By Raymond Bonner for Pro Publica. In 2009, Abu Zubaydah’s lawyers interviewed their client and prepared a handwritten, first-person account of the torture their client suffered at the hands of the U.S. government. The document, quoted above, recounts the terrifying experience of a man repeatedly waterboarded in the mistaken belief that he was al-Qaida’s No. 3 official. It was filed in federal court as part of his lawsuit seeking release from Guantanamo, and like nearly all the documents in the case, was sealed at the government’s request. Now, seven years later, Zubaydah’s statement, which he signed under oath, has been released, and it provides the most detailed, personal description yet made public of his “enhanced interrogation” at a Central Intelligence Agency “black site” in Thailand.
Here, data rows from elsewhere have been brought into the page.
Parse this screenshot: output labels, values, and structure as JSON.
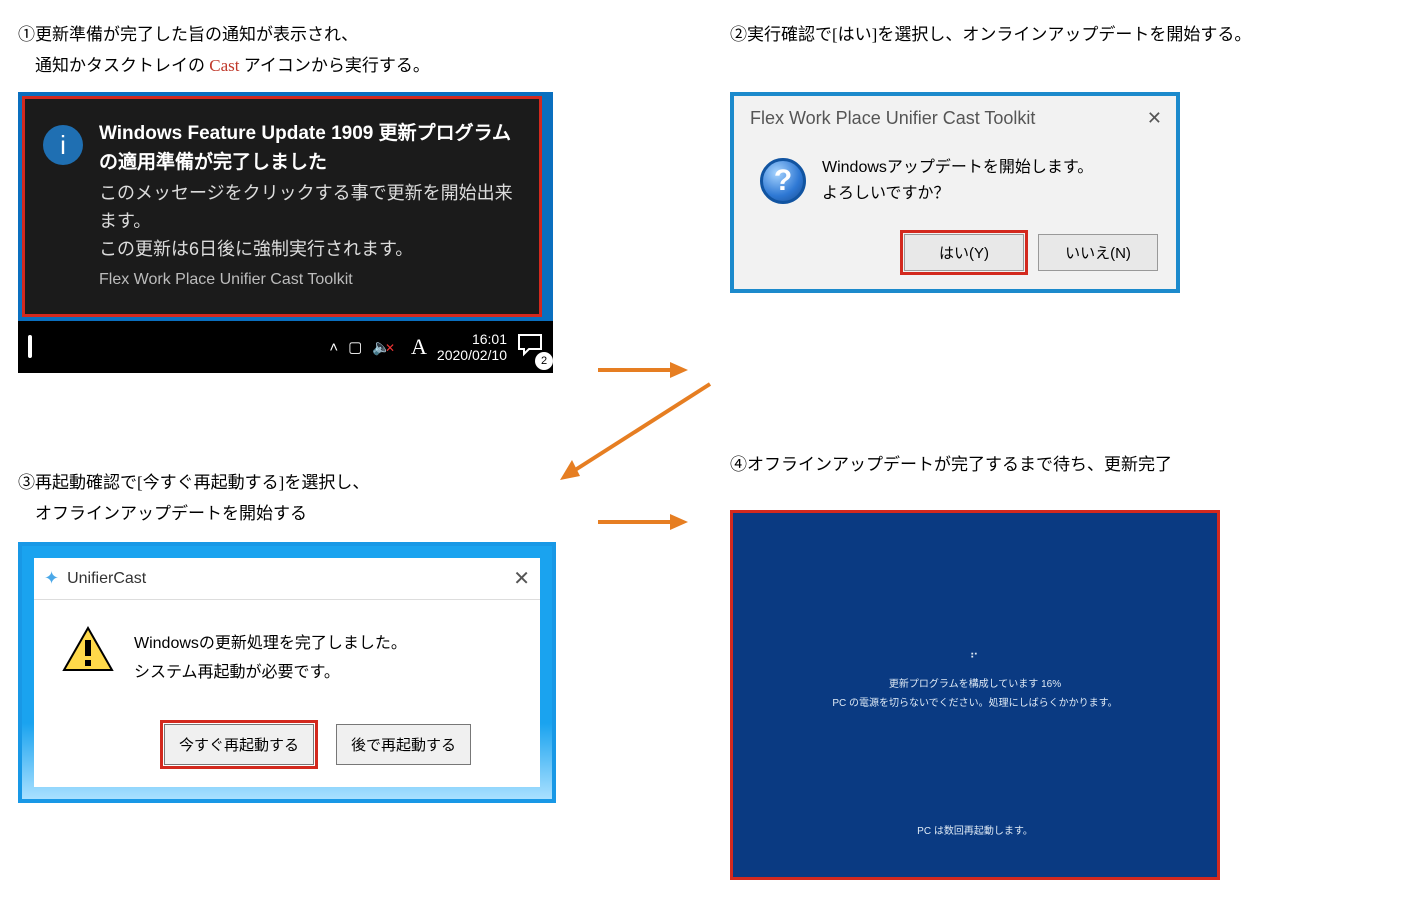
{
  "step1": {
    "caption_line1": "①更新準備が完了した旨の通知が表示され、",
    "caption_line2_a": "通知かタスクトレイの ",
    "caption_line2_cast": "Cast",
    "caption_line2_b": " アイコンから実行する。",
    "toast": {
      "title": "Windows Feature Update 1909 更新プログラムの適用準備が完了しました",
      "body": "このメッセージをクリックする事で更新を開始出来ます。\nこの更新は6日後に強制実行されます。",
      "app": "Flex Work Place Unifier Cast Toolkit"
    },
    "taskbar": {
      "ime": "A",
      "time": "16:01",
      "date": "2020/02/10",
      "notif_count": "2"
    }
  },
  "step2": {
    "caption": "②実行確認で[はい]を選択し、オンラインアップデートを開始する。",
    "title": "Flex Work Place Unifier Cast Toolkit",
    "body_l1": "Windowsアップデートを開始します。",
    "body_l2": "よろしいですか？",
    "yes": "はい(Y)",
    "no": "いいえ(N)"
  },
  "step3": {
    "caption_line1": "③再起動確認で[今すぐ再起動する]を選択し、",
    "caption_line2": "オフラインアップデートを開始する",
    "title": "UnifierCast",
    "body_l1": "Windowsの更新処理を完了しました。",
    "body_l2": "システム再起動が必要です。",
    "now": "今すぐ再起動する",
    "later": "後で再起動する"
  },
  "step4": {
    "caption": "④オフラインアップデートが完了するまで待ち、更新完了",
    "line1": "更新プログラムを構成しています 16%",
    "line2": "PC の電源を切らないでください。処理にしばらくかかります。",
    "bottom": "PC は数回再起動します。"
  }
}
By Emily Shire for Bustle. While serving on the U.S. Court of Appeals for the District of Columbia Circuit, Garland often ruled in support of George W. Bush's Guantanamo Bay detainee policies and "showed great deference to President George W. Bush's indefinite detentions at Guantanamo Bay, Cuba," the Washington Post noted in 2010. In 2014, Garland was part of three-judge panel that unanimously ruled a "new policy of probing into a prisoner's groin area and alongside his clothed genitals is a reasonable security measure," as Josh Gerstein at Politico wrote. Garland's most famous decision, though, in regards to Guantanamo Bay policies may be the 2003 ruling in Al Odah v. United States. In that case, Garland joined the majority opinion that Guantanamo Bay detainees were not entitled to habeas corpus, which effectively blocked them "from seeking relief in civilian courts," as Ian Millhiser at ThinkProgress noted. That ruling was overturned the next year by the Supreme Court in Rasul v. Bush, which said the detainees were entitled to challenge their detention.
By the Center for Constitutional Rights. NEW YORK, PARIS - Retired U.S. General Geoffrey Miller, the former Guantánamo prison chief, was a no-show in a French court Tuesday. Miller had been summoned to answer questions stemming from accusations that he oversaw the torture of three French nationals at Guantánamo prison. The Center for Constitutional Rights and the European Center for Constitutional and Human Rights, who submitted expert reports and other submissions in the proceedings, issued the following statement. Miller’s absence speaks volumes about the Obama administration’s continued unwillingness to confront America’s torture legacy. The administration not only refuses to investigate U.S. officials like Miller for torture, it apparently remains unwilling to cooperate with international torture investigations like the one in France.